Although the clinical implications of RAS inhibitors in LVAD patients are controversial,15 prior observational studies have suggested potential benefits. For example, Grupper et al demonstrated that the neurohormonal blockade in LVAD patients was associated with cardiac reverse remodeling and improvements in mortality and morbidity.7 Using the INTERMACS database, McCullough et al demonstrated that the neurohormonal blockade was associated with improved survival and quality of life.9
Termination of RAS inhibitors in the present study may have increased the risk of mortality, rather than the hyperkalemia itself, although the low number of clinical endpoints makes it difficult to ascertain definitive associations. More recently, the emergence of potassium-lowering agents presents a new path to continue therapies with clear mortality benefits in heart failure patients.4 Potassium-lowering agent-incorporating neurohormonal blockade therapy in LVAD patients is a strategy that requires further prospective investigation.16
Study LimitationsThis study is not without limitations. Despite a moderately sized overall study cohort, the unequal distribution of those with abnormal serum potassium levels and low event numbers are clear limitations. We attempted to adjust for 4 additional clinical potential confounders, although there may have been other uninvestigated confounders that we did not account for. A larger-scale study is needed to better understand the clinical risk associated with these given subgroups. We also lacked comprehensive echocardiography and invasive hemodynamic data during the treatment period. We used conventional cut-offs to define abnormalities in serum potassium (i.e., 3.5 and 5.0 mEq/L),2 which may not apply to patients with durable mechanical circulatory support.

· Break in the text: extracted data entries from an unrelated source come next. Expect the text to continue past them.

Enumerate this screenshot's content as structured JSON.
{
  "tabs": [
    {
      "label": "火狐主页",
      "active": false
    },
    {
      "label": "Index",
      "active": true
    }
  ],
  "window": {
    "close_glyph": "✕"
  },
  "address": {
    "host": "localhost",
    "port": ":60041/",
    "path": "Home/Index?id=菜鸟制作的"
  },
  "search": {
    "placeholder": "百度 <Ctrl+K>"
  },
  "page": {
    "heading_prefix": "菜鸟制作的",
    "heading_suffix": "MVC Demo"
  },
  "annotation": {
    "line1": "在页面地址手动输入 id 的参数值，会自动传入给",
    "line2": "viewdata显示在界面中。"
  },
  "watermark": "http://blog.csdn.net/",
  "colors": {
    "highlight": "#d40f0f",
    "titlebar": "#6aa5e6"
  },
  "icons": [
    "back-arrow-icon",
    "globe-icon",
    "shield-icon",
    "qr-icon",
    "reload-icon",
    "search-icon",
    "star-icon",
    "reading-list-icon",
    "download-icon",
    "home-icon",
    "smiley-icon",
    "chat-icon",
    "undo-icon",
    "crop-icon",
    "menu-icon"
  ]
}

Post-LVAD hyperkalemia was associated with increased mortality. Management of serum potassium levels using RAS inhibitors and potassium-lowering agents may reduce the risk of clinical events in LVAD populations, but remains a topic requiring further investigation.
None.
This study did not receive any specific funding.
T.I. has received grant support from JSPS KAKENHI (JP20K17143). V.J. is a consultant for Abbott Inc., Medtronic Inc., and Reliant Heart Inc. The remaining authors have no conflicts of interest to disclose.
This study was approved by the Institutional Review Board of The University of Chicago.